2. I have thought about this for a long time, and now I am deciding for sure and declaring: I will no longer accept invitations to give prayers at government meetings. Not if it’s my friend in office, not if it’s the president of the United States. I just can’t, not consistent with what I’ve written here.
 
I will participate as a citizen and share my motivations when they are religious. I will identify as a leader, freely exercising my right to speak and teach and testify at hearing about what my faith says relating to public matters. I’ll participate in public and governmental things that are about religious diversity or cultural diversity. But no more benedictions and opening prayers, no more invoking the divine in an official capacity before a government body meets. My fellow citizens who are not religious or not religious in a style parallel to mine deserve their forums to respect them.
 
Yes, I realize no one ever thinks that my prayer means the state is endorsing Judaism. But when I say a prayer, I’m as much a ”clergy person” or a “religious representative” as a Jew specifically, and it’s all about a role for religion in government overall that I cannot endorse. So I have to follow my principle and set an example. If that means ceding the “pulpit” only to those who don’t have that principle – well overall they already have taken it.
 
The words of a proud American patriot.


One response to “The Latest Religion and Schools Supreme Court Decision (and No More Government Benedictions for Me)”
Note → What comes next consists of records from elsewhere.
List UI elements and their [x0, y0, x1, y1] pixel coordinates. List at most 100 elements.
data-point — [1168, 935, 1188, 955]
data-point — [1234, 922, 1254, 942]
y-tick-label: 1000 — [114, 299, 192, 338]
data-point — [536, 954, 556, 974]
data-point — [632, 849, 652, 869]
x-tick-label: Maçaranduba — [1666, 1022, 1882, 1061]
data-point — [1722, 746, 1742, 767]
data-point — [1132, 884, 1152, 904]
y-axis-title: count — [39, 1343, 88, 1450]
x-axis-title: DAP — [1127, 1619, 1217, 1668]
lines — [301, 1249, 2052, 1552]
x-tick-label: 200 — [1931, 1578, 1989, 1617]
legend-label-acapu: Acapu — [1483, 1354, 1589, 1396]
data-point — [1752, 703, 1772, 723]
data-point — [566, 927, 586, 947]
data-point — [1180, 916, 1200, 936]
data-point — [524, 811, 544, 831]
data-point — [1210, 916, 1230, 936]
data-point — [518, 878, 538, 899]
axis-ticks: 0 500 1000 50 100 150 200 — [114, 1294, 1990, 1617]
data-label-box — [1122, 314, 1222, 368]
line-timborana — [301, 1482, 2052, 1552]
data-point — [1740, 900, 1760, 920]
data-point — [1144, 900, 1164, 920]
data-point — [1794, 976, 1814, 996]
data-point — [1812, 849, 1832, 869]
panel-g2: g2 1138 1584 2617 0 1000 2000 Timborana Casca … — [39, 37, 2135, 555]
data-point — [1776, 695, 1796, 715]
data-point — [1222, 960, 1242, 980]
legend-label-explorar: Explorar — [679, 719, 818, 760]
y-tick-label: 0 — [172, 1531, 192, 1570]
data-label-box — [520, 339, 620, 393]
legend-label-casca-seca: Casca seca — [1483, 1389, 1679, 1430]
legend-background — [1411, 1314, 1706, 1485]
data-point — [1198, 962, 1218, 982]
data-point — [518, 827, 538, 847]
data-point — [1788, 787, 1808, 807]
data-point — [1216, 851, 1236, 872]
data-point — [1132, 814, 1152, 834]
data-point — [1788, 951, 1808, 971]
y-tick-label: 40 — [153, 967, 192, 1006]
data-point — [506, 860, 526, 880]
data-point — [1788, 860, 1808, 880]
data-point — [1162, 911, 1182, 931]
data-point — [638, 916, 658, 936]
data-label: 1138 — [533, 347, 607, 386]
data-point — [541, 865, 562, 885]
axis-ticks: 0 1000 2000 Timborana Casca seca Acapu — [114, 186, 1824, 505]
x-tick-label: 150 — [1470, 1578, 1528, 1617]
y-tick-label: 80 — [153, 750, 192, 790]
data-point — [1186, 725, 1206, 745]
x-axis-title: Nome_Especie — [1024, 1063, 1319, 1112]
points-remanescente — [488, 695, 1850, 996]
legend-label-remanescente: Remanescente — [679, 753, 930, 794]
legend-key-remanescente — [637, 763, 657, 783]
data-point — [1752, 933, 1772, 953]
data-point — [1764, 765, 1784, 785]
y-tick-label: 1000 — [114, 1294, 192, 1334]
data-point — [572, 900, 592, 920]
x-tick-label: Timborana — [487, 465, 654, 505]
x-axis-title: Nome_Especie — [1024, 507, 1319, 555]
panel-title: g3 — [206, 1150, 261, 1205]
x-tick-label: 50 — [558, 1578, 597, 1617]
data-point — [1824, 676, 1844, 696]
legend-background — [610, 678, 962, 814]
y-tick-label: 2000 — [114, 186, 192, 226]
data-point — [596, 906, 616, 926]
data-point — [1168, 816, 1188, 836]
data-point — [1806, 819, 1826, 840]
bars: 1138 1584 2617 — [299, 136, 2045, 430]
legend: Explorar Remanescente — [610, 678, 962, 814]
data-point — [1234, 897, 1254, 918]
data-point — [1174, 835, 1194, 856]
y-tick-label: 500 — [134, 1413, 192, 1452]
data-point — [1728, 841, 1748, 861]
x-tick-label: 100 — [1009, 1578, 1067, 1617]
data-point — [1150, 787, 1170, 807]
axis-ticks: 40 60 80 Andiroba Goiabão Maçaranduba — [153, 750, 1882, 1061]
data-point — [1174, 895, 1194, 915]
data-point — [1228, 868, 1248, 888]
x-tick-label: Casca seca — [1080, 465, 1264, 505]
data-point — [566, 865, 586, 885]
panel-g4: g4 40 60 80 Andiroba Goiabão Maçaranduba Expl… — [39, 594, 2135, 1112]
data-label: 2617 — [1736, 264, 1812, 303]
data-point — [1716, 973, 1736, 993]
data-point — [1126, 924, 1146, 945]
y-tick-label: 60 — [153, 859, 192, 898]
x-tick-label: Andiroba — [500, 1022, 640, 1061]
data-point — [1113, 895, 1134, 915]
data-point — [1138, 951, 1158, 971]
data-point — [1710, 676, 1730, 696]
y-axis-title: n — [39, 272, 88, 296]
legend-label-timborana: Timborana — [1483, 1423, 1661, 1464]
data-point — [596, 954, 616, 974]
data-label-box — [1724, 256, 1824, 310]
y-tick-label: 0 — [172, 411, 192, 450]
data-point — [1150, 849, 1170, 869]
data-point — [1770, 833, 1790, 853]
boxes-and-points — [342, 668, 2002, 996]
  1. Mary Ann Oppenheimer Avatar
    Mary Ann Oppenheimer

    Rabbi Jon,
    As always I respect your thinking about all of this. I admit I am of two minds about your announcement. When we were in Dayton I worked for a civil rights organization that spent a good deal of energy helping clergy of all faiths understand that benedictions and invocations should not invoke any specific “G-d.” Not an easy task. You are right, that when you perform a benediction in a government setting, no one is thinking that the government endorses Judaism. My concern is that if you – and other Rabbis – stop performing these rites from time to time, we will be turning it all over to the Christian majority (Imams are asked even less frequently than Rabbis), making all minority groups less relevant and less visible.